A sector of survivalists
79% of the vendors we interviewed stated that vending was a temporary income generating measure they engaged in to feed themselves from day to day. Should Zimbabwe have an economic turnaround, these street vendors would leave vending completely. Street vending, for most, is a coping mechanism, and a means of survival in an economy under transition and monetary reform. Because of the desire to survive, the avenues to generate income are therefore fluid between legal and illegal trade. A similar trend has been identified in South Africa, during a study on exploring how early school dropouts cope as survivalist entrepreneurs. They found that “for many millions of people, particularly poor black South Africans who form part of the informal sector as survivalist entrepreneurs experience hard times and their way of living is not easy as they have to be satisfied with whatever amount they are able to make after a long day’s work. For them there is simple no visible alternatives.” The key word in this statement is ALTERNATIVES. Are there ways we can explore and expand a population’s perception on alternative revenue streams in the environment they live in?

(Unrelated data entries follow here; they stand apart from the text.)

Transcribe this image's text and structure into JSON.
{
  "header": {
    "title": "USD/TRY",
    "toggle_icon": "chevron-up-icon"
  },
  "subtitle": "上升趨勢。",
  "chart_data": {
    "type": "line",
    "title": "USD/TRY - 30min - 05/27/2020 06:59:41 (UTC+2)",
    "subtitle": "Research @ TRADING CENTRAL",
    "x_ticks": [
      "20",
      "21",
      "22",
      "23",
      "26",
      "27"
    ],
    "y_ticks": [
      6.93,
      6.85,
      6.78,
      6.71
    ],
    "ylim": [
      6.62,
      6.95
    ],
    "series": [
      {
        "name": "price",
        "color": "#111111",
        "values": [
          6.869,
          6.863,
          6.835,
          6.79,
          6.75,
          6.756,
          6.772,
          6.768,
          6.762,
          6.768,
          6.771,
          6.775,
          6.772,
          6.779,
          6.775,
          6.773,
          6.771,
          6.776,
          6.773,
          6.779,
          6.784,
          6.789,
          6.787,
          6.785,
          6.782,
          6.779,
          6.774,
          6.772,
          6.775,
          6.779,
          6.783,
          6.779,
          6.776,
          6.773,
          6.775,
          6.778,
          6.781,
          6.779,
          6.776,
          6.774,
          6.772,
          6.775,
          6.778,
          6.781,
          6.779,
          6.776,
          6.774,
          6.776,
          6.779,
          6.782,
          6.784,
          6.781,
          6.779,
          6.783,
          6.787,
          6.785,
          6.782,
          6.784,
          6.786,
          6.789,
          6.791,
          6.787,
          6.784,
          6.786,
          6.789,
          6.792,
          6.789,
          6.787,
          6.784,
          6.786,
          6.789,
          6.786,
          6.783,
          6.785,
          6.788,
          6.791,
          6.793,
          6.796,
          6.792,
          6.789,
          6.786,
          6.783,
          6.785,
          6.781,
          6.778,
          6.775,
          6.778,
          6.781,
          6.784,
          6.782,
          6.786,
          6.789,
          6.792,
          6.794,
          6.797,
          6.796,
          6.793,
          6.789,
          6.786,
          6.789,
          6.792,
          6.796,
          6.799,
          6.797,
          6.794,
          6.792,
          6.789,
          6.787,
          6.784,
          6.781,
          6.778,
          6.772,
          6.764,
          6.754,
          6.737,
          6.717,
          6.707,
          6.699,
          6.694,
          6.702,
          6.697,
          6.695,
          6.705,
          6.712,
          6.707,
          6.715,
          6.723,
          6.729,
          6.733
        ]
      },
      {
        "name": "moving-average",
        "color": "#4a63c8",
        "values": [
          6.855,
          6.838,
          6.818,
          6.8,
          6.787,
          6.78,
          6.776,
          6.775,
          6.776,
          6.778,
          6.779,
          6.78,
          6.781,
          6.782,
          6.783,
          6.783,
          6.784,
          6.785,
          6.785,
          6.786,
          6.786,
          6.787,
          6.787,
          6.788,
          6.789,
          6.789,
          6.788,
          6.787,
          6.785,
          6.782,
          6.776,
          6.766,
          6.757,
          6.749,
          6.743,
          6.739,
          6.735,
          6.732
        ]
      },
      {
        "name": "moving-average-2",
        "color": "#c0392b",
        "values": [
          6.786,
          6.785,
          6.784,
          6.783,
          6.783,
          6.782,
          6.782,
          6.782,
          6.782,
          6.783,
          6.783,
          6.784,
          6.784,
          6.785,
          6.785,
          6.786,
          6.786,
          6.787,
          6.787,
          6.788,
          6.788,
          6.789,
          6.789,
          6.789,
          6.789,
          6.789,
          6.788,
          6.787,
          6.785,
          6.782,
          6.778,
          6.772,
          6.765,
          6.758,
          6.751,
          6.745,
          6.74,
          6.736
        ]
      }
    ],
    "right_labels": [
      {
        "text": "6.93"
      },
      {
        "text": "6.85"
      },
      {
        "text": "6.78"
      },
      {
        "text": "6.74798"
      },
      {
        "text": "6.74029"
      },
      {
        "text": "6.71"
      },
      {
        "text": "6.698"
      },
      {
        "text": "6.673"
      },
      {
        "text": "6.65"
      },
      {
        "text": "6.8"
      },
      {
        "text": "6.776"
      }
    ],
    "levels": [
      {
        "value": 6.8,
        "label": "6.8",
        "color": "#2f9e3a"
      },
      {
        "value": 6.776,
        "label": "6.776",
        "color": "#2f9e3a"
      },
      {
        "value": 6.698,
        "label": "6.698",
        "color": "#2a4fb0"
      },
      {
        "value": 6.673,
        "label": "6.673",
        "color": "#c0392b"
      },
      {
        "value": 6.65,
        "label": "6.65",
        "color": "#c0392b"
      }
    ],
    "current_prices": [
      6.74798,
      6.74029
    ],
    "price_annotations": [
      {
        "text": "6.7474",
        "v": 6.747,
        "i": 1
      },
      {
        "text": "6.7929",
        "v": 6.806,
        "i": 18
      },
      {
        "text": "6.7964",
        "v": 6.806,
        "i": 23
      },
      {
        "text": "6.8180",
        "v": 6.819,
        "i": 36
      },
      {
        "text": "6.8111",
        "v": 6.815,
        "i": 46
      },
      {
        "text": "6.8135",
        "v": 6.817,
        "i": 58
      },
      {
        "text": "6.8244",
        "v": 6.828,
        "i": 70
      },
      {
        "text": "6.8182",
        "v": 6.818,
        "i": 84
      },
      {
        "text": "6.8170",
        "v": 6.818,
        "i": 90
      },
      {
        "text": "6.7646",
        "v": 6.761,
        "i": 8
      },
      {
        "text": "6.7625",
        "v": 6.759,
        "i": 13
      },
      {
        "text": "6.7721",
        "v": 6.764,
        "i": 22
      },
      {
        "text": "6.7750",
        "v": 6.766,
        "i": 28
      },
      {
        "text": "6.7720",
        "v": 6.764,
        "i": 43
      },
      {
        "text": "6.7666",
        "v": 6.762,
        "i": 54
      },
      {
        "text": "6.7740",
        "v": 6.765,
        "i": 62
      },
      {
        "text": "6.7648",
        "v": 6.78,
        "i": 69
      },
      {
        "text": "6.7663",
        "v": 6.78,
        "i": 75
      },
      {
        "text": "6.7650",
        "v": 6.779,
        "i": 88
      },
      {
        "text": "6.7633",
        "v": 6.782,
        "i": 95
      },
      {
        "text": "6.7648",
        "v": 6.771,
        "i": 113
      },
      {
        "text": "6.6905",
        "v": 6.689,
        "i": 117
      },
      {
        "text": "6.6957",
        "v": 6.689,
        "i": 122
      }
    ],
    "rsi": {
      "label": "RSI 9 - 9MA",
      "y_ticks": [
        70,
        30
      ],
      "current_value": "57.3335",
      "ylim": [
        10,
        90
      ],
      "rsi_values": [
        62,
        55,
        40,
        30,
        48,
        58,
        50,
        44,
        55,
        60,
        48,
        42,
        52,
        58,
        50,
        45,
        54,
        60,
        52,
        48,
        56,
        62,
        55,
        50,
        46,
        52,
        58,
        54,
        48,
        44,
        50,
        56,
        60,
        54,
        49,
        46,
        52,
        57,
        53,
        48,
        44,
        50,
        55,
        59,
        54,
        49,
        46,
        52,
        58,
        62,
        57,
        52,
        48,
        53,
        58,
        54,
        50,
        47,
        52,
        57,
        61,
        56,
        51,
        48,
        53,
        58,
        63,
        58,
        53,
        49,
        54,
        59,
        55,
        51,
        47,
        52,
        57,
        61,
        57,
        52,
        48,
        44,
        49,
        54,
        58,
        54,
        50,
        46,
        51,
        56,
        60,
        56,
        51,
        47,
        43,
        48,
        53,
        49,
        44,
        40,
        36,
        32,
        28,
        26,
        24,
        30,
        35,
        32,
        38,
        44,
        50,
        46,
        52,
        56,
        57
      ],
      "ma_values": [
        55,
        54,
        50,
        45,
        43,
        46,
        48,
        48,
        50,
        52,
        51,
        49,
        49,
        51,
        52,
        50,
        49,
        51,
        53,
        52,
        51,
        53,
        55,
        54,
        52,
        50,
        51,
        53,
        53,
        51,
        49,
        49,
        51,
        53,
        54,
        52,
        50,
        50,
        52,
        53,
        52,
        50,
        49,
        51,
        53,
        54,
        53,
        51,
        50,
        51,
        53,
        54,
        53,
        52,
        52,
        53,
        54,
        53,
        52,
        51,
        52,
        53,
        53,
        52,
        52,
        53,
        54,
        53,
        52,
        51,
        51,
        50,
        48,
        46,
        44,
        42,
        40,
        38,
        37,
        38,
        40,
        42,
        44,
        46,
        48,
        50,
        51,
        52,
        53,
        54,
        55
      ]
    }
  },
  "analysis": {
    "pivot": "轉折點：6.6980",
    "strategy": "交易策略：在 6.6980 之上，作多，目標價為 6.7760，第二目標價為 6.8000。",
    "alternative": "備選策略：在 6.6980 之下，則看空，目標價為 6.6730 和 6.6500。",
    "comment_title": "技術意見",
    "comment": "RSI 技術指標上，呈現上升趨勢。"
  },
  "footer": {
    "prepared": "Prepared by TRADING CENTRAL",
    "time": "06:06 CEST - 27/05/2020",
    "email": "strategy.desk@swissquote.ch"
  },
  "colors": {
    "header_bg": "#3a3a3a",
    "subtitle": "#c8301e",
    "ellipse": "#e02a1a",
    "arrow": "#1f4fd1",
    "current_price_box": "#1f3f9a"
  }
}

The transition from survivalists to entrepreneurs in street vending may require investment in educational programs and business training to shift the mindset of vendors from temporary interventions to sustainable long-term ventures.
In conclusion, our journey into the informal sector is just beginning, and with all the questions we find ourselves asking we believe we need more data on the sector for sustainable solutions to be found. The issues of street vending go beyond categorization. Its growth is now necessitating a change in the approach of urban planning in emerging cities in Africa and now Zimbabwe is at a place where innovative interventions need to be explored and adopted to manage this ever-changing landscape.